Monday, May 31, 2010

Honoring Our Fallen Heros

Today I honor all those who have made the ultimate sacrifice. May you rest in peace.

Fading light dims the sight
And a star gems the sky, gleaming bright
From afar drawing nigh,
Falls the night.

Day is done, gone the sun
From the lakes, from the hills, from the skies
All is well, safely rest;
God is nigh.

Then goodnight, peaceful night;
Till the light of the dawn shineth bright.
God is near, do not fear,
Friend, goodnight.

Friday, May 21, 2010

What's wrong with cell phone contracts

AT&T announced today their plans to significantly raise their early termination fees (ETF) on smart phones. Of course, this is messed up! Now they claim that they have these fees to recoup the cost they incur by subsidizing the cost of the phone to make them more affordable for consumers. The truth, of course, is that they're just money hungry and they prey on our insatiable need for the latest gadget. I don't begrudge them their right to make money but customers are supposed to come first.

There are two simple options the cell phone companies could employ to make the ETF more reasonable and fair to consumers.

Option 1

This option involves a bit of calculation.
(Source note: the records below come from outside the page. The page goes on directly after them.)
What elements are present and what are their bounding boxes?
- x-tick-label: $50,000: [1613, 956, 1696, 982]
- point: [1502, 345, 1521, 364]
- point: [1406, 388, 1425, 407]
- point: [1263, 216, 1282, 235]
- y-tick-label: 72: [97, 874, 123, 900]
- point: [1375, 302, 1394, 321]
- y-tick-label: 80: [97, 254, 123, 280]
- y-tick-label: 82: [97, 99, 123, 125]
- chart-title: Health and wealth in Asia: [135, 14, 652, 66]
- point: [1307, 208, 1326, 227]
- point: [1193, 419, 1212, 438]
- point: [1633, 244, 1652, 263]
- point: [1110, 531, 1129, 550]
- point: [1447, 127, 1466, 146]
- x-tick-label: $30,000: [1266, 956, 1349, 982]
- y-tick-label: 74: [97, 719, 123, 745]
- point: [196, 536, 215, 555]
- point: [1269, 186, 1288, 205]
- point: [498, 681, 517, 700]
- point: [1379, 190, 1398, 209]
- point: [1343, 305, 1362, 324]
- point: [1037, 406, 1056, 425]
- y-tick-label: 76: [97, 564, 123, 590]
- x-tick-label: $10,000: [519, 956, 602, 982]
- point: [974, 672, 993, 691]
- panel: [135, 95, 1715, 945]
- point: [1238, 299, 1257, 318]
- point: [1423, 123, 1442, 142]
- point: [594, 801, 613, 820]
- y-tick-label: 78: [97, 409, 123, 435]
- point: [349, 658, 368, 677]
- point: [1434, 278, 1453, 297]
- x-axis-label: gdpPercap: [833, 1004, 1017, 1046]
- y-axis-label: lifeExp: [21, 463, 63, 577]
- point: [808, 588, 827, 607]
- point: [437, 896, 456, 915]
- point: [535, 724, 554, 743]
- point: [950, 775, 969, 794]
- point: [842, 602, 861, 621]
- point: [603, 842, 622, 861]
The cost of the subsidy plus a reasonable profit margin (10%) = the ETF. Furthermore, the ETF is then divided by the term of the contract and for each month completed, that amount is subtracted.

Here's an example
AT&T's Cost to Apple$500
Phone's cost to Consmuer$200
Subsidy paid by AT&T$300
Reasonable Profit$50
Total Subsidy/ETF$350
Amount deducted each month of a 24 month contract$14.58

So, let's say you complete 9 months of your contract and you've had enough. Your early termination fee would be $218.75

Option 2

This option is really an extension of the firstTake the phone back. AT&T can refurbish and resell that same phone for $150. It costs maybe $50 on average to refurb the phone. So, give the consumer a $50 credit for the phone, which comes off the top of the ETF. Additionally, the phone company gets to make another $50 on the phone.

This isn't rocket science.

Thursday, March 25, 2010

Macs are no more secure than PCs

In the news today is yet ANOTHER example that Macs are no more secure than PCs. It is just as easy for a Mac to be hacked as a PC. I admit, there is less risk of falling prey to a cyber attack on a Mac but Macs are not less vulnerable. There is nothing magical (or even scientific) about Macs or Safari that make them impervious to exploitation.

The difference between the two is market share. Apple has roughly an 8% market share in the US. That means 92% of computers ARE NOT Macs. In other words, the world runs on PC's. So, if you are a nefarious person wishing to profit either financially or through some sick pleasure by writing viruses and exploiting computers, who will you go after? PC's of course! You'll go after the biggest group to impact the most number of people possible.

So Mac people, you really ought to get off your high horse because one day, you're probably going to be sorry that you weren't more conscious about security than just playing the odds.